The Dead Sea, and in the distance Israel,
as seen from The Dead Sea Museum.
At the midway point of our trip through Jordan, and on the hottest day (39 degrees C) of the holiday, we arrived at the luxurious Movenpick Dead Sea Resort. It was incredibly timely; I was in desperate need of a plush bed with crisp white cotton sheets and a long refreshing swim. Alex and I joke about how I am a 6 star traveller, and this resort was a solid 6 stars for me.
It was a glorious late afternoon swim. The sea was glassy smooth and the light was golden. The actual temperature of the water was perfect, warm but refreshing.
As we walked towards the beach area, I watched people bobbing effortlessly in the water, and I was overcome with excitement about getting to experience swimming in the Dead Sea for myself. I have long had a fascination with the idea of being unable to sink in this particular body of water. As we approached the rocky shore I said to Alex's Mum, "My brain can't quite comprehend what is about to happen."
We both wore our saltwater sandals into the sea. The shore is very rocky and they were very handy to be able to wear in and out of the water. I gave mine a really good rinse in the shower afterwards given how salty the water is, and they are fine.
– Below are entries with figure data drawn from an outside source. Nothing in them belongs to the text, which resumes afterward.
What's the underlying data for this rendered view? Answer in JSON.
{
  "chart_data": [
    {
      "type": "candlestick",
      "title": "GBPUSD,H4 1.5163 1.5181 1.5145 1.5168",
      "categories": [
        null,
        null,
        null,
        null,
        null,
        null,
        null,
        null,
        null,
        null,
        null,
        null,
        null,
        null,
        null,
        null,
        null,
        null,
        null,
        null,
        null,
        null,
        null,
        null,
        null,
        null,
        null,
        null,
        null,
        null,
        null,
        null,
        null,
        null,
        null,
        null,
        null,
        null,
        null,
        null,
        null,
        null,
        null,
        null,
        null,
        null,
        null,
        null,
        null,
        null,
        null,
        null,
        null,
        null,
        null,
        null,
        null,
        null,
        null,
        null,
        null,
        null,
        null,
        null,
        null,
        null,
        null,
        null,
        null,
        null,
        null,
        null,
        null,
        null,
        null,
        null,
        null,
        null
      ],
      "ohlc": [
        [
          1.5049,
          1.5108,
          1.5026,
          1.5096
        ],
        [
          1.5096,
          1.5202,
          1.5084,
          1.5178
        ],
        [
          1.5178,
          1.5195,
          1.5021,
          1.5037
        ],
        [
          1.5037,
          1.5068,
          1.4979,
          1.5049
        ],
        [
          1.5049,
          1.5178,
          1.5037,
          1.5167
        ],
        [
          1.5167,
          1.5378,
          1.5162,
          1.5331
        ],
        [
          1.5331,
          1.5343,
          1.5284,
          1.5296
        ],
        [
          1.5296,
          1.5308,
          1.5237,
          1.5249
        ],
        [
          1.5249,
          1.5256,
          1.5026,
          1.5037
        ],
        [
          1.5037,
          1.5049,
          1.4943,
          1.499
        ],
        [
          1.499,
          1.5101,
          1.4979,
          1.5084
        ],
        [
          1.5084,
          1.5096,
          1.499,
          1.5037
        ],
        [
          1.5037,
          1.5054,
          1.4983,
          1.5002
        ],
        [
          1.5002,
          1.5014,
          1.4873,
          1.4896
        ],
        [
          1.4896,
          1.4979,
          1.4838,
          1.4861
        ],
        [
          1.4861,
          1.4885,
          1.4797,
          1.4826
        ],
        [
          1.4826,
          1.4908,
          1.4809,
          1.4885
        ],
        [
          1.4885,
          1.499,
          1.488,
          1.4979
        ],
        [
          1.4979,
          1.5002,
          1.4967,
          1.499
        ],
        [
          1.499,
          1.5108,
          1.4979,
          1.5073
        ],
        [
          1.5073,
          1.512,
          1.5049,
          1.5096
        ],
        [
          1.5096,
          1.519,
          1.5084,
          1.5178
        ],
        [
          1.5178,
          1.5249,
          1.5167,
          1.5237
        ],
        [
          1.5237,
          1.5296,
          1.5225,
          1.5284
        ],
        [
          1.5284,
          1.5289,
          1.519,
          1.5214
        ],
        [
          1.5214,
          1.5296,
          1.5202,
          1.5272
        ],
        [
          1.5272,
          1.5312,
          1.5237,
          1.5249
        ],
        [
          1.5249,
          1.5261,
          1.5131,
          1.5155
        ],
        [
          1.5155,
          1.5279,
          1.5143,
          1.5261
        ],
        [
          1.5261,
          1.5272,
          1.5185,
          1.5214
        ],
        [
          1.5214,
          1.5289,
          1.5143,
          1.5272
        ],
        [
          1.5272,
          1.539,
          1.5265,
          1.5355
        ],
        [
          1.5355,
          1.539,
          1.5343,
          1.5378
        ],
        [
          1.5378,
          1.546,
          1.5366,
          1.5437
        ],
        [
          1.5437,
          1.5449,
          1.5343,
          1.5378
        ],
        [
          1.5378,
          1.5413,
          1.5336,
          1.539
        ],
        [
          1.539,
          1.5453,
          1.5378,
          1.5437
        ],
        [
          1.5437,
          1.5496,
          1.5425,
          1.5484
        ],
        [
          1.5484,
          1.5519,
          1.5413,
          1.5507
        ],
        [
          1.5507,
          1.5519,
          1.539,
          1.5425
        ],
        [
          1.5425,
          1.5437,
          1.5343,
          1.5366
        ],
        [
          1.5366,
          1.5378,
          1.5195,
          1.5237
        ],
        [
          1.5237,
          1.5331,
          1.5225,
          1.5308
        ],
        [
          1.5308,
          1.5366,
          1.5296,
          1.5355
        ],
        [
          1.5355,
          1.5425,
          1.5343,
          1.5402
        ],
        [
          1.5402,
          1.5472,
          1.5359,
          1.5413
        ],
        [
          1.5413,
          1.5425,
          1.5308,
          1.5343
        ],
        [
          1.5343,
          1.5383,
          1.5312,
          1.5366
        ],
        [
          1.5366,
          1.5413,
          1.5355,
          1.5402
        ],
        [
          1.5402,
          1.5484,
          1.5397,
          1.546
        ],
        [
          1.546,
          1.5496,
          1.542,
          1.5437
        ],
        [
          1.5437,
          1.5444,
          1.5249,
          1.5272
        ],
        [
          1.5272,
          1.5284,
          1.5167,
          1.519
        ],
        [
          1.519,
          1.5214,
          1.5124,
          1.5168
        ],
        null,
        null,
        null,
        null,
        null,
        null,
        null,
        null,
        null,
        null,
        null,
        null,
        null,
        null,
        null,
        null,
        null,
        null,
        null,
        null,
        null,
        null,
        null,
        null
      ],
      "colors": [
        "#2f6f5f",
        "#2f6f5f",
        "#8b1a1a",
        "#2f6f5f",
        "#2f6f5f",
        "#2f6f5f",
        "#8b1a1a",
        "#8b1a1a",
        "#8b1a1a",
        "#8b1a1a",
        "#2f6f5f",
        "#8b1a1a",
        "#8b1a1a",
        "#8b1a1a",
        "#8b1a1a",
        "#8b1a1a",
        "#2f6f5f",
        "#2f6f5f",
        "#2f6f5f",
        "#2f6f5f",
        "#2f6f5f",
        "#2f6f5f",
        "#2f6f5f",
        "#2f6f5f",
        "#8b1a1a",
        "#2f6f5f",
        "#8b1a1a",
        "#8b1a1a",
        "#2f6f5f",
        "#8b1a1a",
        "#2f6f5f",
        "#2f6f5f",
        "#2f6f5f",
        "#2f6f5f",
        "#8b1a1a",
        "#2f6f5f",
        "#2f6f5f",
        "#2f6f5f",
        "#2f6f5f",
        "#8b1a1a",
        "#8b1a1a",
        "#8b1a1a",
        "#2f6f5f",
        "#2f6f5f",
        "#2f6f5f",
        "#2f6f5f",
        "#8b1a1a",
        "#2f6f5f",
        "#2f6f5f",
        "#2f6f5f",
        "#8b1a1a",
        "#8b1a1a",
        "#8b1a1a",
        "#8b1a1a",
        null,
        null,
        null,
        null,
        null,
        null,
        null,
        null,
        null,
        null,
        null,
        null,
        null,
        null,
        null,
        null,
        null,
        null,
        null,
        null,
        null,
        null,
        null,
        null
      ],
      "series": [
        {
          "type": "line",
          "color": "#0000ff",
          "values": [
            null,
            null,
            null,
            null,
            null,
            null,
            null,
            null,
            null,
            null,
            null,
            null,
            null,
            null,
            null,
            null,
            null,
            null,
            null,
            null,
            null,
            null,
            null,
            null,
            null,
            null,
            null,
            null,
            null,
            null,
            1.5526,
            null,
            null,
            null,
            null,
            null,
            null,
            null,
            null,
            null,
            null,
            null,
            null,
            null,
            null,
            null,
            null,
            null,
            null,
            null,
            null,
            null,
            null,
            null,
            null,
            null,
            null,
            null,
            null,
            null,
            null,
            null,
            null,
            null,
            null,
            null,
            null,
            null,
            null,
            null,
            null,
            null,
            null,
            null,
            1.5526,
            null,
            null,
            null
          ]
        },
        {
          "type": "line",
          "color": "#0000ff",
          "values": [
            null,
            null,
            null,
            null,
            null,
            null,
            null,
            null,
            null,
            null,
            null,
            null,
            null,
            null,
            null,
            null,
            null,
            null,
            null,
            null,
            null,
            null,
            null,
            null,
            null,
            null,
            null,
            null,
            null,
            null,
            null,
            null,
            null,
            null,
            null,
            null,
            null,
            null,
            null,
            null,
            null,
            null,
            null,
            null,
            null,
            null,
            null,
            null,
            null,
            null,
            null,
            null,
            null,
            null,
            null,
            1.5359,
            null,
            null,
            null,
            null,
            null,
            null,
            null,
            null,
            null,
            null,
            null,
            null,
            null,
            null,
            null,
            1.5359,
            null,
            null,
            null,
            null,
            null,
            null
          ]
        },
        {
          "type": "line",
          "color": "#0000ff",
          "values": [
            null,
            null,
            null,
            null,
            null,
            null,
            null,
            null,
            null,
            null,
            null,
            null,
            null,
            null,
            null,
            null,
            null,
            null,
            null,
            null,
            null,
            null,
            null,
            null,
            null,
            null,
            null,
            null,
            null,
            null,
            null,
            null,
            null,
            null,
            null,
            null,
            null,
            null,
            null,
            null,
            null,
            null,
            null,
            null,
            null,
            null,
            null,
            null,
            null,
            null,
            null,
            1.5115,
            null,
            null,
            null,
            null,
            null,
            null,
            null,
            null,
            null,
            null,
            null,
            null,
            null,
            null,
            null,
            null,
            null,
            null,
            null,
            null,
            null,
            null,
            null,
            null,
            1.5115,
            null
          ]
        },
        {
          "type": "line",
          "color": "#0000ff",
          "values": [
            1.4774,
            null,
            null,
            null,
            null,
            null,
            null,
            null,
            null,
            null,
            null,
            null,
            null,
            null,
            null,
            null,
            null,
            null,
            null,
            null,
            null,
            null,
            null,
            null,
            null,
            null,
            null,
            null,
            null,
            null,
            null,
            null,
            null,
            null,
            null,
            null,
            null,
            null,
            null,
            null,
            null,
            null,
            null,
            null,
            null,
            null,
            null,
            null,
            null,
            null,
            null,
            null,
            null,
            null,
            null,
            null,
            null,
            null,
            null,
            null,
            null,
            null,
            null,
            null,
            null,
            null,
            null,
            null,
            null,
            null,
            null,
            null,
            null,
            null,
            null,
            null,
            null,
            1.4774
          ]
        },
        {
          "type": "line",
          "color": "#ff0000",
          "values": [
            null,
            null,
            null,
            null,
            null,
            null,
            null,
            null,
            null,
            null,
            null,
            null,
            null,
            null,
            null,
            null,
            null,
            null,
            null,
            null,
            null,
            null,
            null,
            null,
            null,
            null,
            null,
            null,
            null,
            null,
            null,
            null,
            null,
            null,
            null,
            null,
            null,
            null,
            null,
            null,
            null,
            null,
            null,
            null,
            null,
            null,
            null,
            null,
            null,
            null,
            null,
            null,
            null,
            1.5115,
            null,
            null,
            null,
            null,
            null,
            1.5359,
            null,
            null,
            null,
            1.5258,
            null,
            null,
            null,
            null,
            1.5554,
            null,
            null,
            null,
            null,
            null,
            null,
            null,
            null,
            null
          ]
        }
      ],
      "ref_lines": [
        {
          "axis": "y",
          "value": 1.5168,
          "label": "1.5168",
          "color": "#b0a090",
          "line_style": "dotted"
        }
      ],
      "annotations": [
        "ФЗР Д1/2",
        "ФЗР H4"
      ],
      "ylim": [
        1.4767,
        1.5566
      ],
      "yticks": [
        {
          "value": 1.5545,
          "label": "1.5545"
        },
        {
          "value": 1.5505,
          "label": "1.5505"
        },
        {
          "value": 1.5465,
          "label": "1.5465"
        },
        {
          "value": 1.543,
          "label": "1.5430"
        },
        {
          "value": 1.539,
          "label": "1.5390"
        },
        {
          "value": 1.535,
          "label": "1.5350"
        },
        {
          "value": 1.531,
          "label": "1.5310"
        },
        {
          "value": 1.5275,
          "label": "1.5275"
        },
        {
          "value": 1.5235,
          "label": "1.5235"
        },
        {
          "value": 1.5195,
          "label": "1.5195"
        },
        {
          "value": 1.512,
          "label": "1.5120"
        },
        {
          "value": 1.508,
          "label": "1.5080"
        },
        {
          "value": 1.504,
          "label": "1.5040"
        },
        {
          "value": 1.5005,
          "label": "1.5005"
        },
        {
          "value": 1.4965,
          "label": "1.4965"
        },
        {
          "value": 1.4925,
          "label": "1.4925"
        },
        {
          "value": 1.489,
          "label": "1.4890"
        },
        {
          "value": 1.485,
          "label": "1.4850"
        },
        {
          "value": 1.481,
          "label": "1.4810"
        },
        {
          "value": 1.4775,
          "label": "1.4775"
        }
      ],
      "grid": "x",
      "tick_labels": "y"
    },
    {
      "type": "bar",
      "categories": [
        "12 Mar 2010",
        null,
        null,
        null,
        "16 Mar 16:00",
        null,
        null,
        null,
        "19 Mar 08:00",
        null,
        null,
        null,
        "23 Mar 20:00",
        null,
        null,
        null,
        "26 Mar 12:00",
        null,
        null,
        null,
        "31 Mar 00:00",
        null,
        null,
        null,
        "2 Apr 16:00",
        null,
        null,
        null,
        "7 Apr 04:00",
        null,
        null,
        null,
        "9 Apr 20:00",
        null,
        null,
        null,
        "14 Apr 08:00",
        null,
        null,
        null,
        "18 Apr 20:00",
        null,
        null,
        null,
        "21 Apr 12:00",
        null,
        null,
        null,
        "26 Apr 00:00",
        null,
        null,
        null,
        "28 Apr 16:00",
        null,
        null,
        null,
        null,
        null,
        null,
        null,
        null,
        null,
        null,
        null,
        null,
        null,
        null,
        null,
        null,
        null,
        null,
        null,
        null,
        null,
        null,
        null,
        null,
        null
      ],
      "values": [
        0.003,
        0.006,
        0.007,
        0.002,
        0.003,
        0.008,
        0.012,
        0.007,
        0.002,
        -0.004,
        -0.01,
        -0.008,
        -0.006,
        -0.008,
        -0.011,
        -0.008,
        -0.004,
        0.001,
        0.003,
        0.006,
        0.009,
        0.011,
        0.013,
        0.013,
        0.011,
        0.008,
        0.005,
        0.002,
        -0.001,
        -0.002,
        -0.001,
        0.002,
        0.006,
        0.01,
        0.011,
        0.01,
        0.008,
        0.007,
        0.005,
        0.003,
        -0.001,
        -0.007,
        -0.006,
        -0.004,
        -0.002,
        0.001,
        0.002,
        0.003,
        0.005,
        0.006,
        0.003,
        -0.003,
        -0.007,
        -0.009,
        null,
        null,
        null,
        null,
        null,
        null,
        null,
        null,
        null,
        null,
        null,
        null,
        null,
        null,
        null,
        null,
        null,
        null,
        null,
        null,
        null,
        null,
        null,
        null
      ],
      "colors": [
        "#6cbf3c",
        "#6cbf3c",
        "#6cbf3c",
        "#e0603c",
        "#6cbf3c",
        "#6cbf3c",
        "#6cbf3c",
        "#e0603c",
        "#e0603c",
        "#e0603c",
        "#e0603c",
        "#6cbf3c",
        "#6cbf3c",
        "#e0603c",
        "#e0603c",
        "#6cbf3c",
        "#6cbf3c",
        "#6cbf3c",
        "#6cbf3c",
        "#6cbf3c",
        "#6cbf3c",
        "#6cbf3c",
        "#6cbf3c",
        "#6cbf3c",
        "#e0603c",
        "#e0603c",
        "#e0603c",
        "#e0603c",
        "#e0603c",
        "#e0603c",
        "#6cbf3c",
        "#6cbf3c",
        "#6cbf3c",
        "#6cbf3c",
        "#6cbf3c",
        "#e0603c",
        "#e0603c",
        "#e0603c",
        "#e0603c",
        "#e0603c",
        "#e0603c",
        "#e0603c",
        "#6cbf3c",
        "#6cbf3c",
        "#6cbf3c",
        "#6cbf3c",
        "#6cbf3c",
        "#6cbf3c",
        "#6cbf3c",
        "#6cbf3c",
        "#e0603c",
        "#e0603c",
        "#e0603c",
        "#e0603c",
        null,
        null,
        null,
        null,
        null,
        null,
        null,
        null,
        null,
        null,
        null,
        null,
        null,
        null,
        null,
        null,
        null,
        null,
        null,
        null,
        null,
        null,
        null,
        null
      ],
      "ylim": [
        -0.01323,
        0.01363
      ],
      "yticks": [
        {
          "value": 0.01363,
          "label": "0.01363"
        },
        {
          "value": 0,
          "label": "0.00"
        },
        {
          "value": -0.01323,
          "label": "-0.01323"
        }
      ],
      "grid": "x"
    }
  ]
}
The best way I can describe what it feels like is to imagine having pool noodles for limbs. No matter what, if you launch yourself into the sea, you will float to the top. I hooked my arms under my bent legs and sat in the water, floating around watching the sun dip lower and lower over the hills in Israel. Bizarre, and breathtaking. I can confirm, it is impossible to sink.
It's salty! That goes without saying. Don't get the water anywhere near your eyes or mouth. And don't shave in the day or two leading up to swimming, it will sting. But afterwards (even with my sensitive skin turning a very angry but temporary shade of red), once all the salt had been washed off in the shower, it made my skin feel lovely. I spent a small fortune on bringing home Dead Sea beauty products- mud, salts, gels- to try to recreate the restorative spa like feeling I got when we were there. Incidentally, the Dead Sea was one of the very first health resorts, favoured by Herod the Great. The density of minerals in the mud and water must be good for you... maybe.
The Dead Sea is quite narrow, you can see how close Israel is, and the border between the two countries goes straight up the middle. The surface of the water is 420 meters below regular sea level, and the Dead Sea is actually landlocked. It is the deepest hypersaline lake in the world and is 9.6 times more salty than the ocean. The level of salinity makes life for animals and plants near-impossible, hence its name, the dead sea.
Watching the sun set behind Israel was magical. The lights flickered on across the water, and we dried off with smiles on our faces. It was quite an experience. I am not typically a resort holidayer, and we never usually seek out sun and surf, but I would happily spend a few days back at Movenpick on the Dead Sea sleeping late, relaxing in the water and in the spa, and enjoying long buffet dinners as the sun sets.
Earlier that day we had visited Bethany beyond the Jordan to see the baptismal site of Jesus. This was an interesting place, it felt hugely remote and almost desolate. The sun was absolutely beating down on the desert, and we had to walk a fair way into the site in near-forty-degree heat. There are numerous churches of various faiths built on the hills around this stretch of the River Jordan, signalling its importance as a religious site for Christians.
The baptismal site
Israel, taken from the Jordanian side of the river
Interestingly there seemed to be very little military presence at this part of the border. I couldn't see any Israeli soldiers, and on the Jordanian side there was a single soldier. The ropes stretched out on the water were the only physical barrier separating worshippers in Israel from those in Jordan.